Capítulo 1: El Doctor Juan
En una pequeña ciudad llamada Villa Esperanza vivía el Doctor Juan, un médico muy amable y dedicado. Todas las mañanas, el Doctor Juan se levantaba temprano, se ponía su bata blanca y salía rumbo al hospital para cuidar de sus pacientes. A su consultorio acudían niños y niñas de todas las edades en busca de ayuda y consuelo.
Un día soleado, mientras el Doctor Juan revisaba sus notas en su escritorio, entró corriendo Laura, una niña de seis años con el pelo rizado y los ojos brillantes. —¡Doctor Juan, Doctor Juan! —exclamó Laura agitando un dibujo en sus manos—. ¡Mire lo que he hecho!
El Doctor Juan sonrió y miró el dibujo con atención. Era un retrato colorido de un médico con una bata blanca y un estetoscopio al cuello. —¡Es maravilloso, Laura! —dijo el Doctor Juan con alegría—. ¡Tienes mucho talento!
Laura sonrió radiante y le preguntó al Doctor Juan: —¿Qué hace un médico todo el día? ¿Siempre está tratando de curar enfermedades? El Doctor Juan se rió suavemente y le explicó: —Bueno, Laura, los médicos no solo curamos enfermedades, también escuchamos a nuestros pacientes, les damos ánimo y les ayudamos a sentirse mejor.
Laura asintió con interés y le dijo al Doctor Juan: —¡Quiero ser médico como tú cuando sea grande! El Doctor Juan la abrazó con cariño y le dijo: —Si sigues tu sueño con determinación y amor por los demás, sé que serás una excelente médica en el futuro.
Capítulo 2: Un Día en el Hospital
Un sábado por la mañana, el Doctor Juan llevó a Laura al hospital para que conociera su trabajo de cerca. Laura estaba emocionada y curiosa por ver cómo el Doctor Juan ayudaba a sus pacientes. Al llegar al hospital, Laura vio a niños y adultos esperando en la sala de espera con caras preocupadas.
El Doctor Juan llevó a Laura a la sala de pediatría, donde había juguetes coloridos y dibujos en las paredes. Allí conoció a Martín, un niño de su edad que estaba enfermo y un poco asustado. Laura se acercó a Martín y le ofreció su dibujo del Doctor Juan para animarlo. Martín sonrió débilmente y se sintió reconfortado.

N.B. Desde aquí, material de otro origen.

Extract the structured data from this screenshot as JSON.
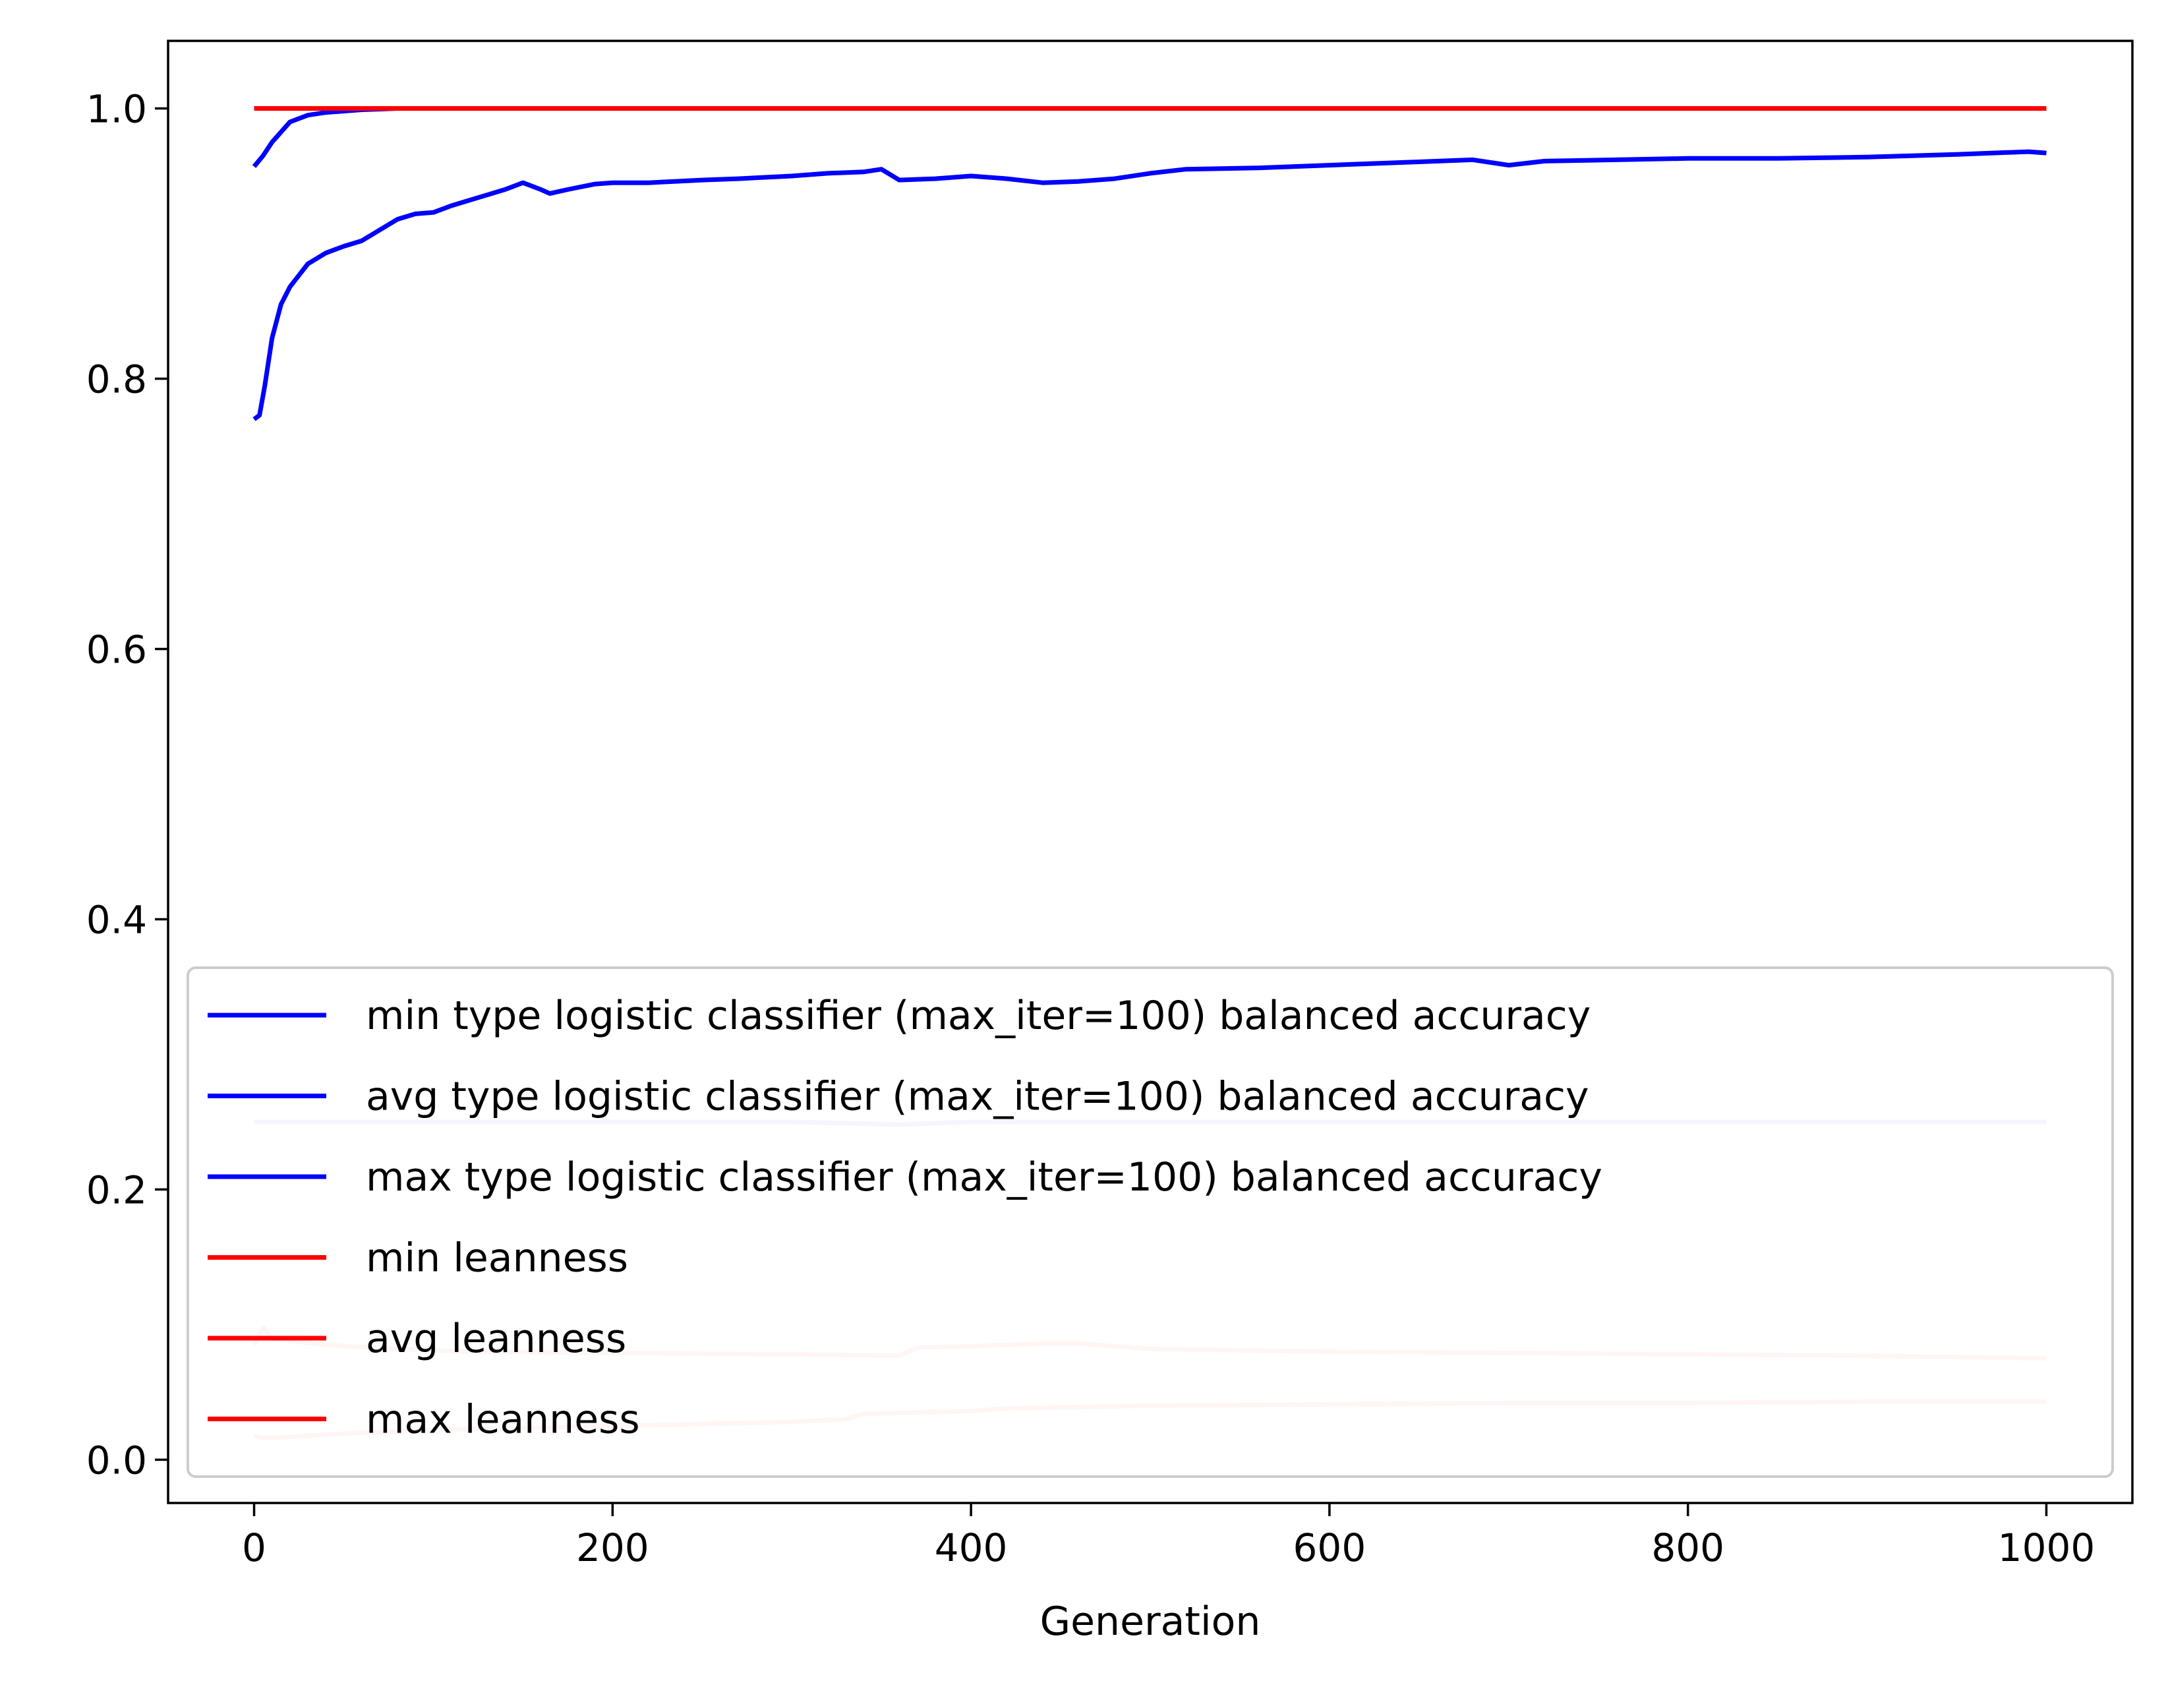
{
  "chart_data": {
    "type": "line",
    "xlabel": "Generation",
    "ylabel": "",
    "title": "",
    "xlim": [
      -48,
      1048
    ],
    "ylim": [
      -0.032,
      1.05
    ],
    "xticks": [
      0,
      200,
      400,
      600,
      800,
      1000
    ],
    "xtick_labels": [
      "0",
      "200",
      "400",
      "600",
      "800",
      "1000"
    ],
    "yticks": [
      0.0,
      0.2,
      0.4,
      0.6,
      0.8,
      1.0
    ],
    "ytick_labels": [
      "0.0",
      "0.2",
      "0.4",
      "0.6",
      "0.8",
      "1.0"
    ],
    "grid": false,
    "legend_position": "lower-left",
    "series": [
      {
        "name": "min type logistic classifier (max_iter=100) balanced accuracy",
        "color": "#0000ff",
        "alpha": 0.2,
        "x": [
          0,
          100,
          200,
          300,
          360,
          400,
          500,
          600,
          700,
          800,
          900,
          1000
        ],
        "y": [
          0.25,
          0.25,
          0.25,
          0.25,
          0.248,
          0.25,
          0.25,
          0.25,
          0.25,
          0.25,
          0.25,
          0.25
        ]
      },
      {
        "name": "avg type logistic classifier (max_iter=100) balanced accuracy",
        "color": "#0000ff",
        "alpha": 1.0,
        "x": [
          0,
          3,
          6,
          10,
          15,
          20,
          30,
          40,
          50,
          60,
          70,
          80,
          90,
          100,
          110,
          120,
          130,
          140,
          150,
          160,
          165,
          175,
          190,
          200,
          220,
          250,
          270,
          300,
          320,
          340,
          350,
          360,
          380,
          400,
          420,
          440,
          460,
          480,
          500,
          520,
          560,
          600,
          640,
          680,
          700,
          720,
          760,
          800,
          850,
          900,
          950,
          990,
          1000
        ],
        "y": [
          0.77,
          0.773,
          0.795,
          0.83,
          0.855,
          0.868,
          0.885,
          0.893,
          0.898,
          0.902,
          0.91,
          0.918,
          0.922,
          0.923,
          0.928,
          0.932,
          0.936,
          0.94,
          0.945,
          0.94,
          0.937,
          0.94,
          0.944,
          0.945,
          0.945,
          0.947,
          0.948,
          0.95,
          0.952,
          0.953,
          0.955,
          0.947,
          0.948,
          0.95,
          0.948,
          0.945,
          0.946,
          0.948,
          0.952,
          0.955,
          0.956,
          0.958,
          0.96,
          0.962,
          0.958,
          0.961,
          0.962,
          0.963,
          0.963,
          0.964,
          0.966,
          0.968,
          0.967
        ]
      },
      {
        "name": "max type logistic classifier (max_iter=100) balanced accuracy",
        "color": "#0000ff",
        "alpha": 1.0,
        "x": [
          0,
          5,
          10,
          20,
          30,
          40,
          60,
          80,
          100,
          1000
        ],
        "y": [
          0.957,
          0.965,
          0.975,
          0.99,
          0.995,
          0.997,
          0.999,
          1.0,
          1.0,
          1.0
        ]
      },
      {
        "name": "min leanness",
        "color": "#ff0000",
        "alpha": 0.2,
        "x": [
          0,
          5,
          20,
          60,
          100,
          200,
          300,
          330,
          340,
          400,
          420,
          500,
          600,
          700,
          800,
          900,
          1000
        ],
        "y": [
          0.018,
          0.016,
          0.017,
          0.02,
          0.022,
          0.025,
          0.028,
          0.03,
          0.034,
          0.036,
          0.038,
          0.04,
          0.041,
          0.042,
          0.042,
          0.043,
          0.043
        ]
      },
      {
        "name": "avg leanness",
        "color": "#ff0000",
        "alpha": 0.2,
        "x": [
          0,
          5,
          10,
          20,
          40,
          80,
          120,
          200,
          300,
          360,
          370,
          400,
          440,
          460,
          500,
          600,
          700,
          800,
          900,
          1000
        ],
        "y": [
          0.085,
          0.098,
          0.09,
          0.088,
          0.085,
          0.082,
          0.08,
          0.079,
          0.078,
          0.077,
          0.083,
          0.084,
          0.086,
          0.086,
          0.082,
          0.08,
          0.079,
          0.078,
          0.077,
          0.075
        ]
      },
      {
        "name": "max leanness",
        "color": "#ff0000",
        "alpha": 1.0,
        "x": [
          0,
          1000
        ],
        "y": [
          1.0,
          1.0
        ]
      }
    ]
  }
}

El Doctor Juan examinó a Martín con cuidado y le recetó el medicamento necesario para su pronta recuperación. Laura observaba atentamente cada paso que daba el Doctor Juan y le hizo preguntas sobre el funcionamiento de un hospital. El Doctor Juan respondió pacientemente a todas sus dudas y le mostró cómo se utilizaban los instrumentos médicos.
Al salir del hospital, Laura miró al Doctor Juan y le dijo con admiración: —¡Eres el mejor médico del mundo, Doctor Juan! El Doctor Juan se rió y le respondió: —No soy el mejor, Laura, pero siempre doy lo mejor de mí para cuidar a mis pacientes y hacerlos sentir mejor.
Capítulo 3: El Día de Laura como Doctora
Un mes después, el Doctor Juan invitó a Laura a pasar un día especial en su consultorio como su ayudante. Laura estaba emocionada y se puso una bata blanca como la del Doctor Juan. Durante el día, ayudó a organizar las citas, a tomar la presión arterial de los pacientes y a entregarles sus medicamentos.
Por la tarde, llegó al consultorio de la Doctora Laura una niña llamada Sofía con un vendaje en la rodilla. Sofía había tropezado y se había lastimado mientras jugaba en el parque. Laura la recibió con una sonrisa y la examinó con cuidado, siguiendo los pasos que había aprendido del Doctor Juan.
Después de curar la rodilla de Sofía y darle unas palabras de ánimo, Sofía le dijo a Laura con gratitud: —¡Gracias, Doctora Laura, me siento mucho mejor ahora! Laura se sintió feliz de haber ayudado a Sofía y de seguir los pasos del Doctor Juan para cuidar de los demás.
Esa noche, Laura le contó a sus padres emocionada todas las aventuras que vivió como doctora por un día. Y mientras se acostaba en su cama, recordó con cariño al Doctor Juan y a todos los pacientes a los que había ayudado. Con una sonrisa en los labios, Laura cerró los ojos y se durmió, soñando con un futuro lleno de amor y cuidado hacia los demás.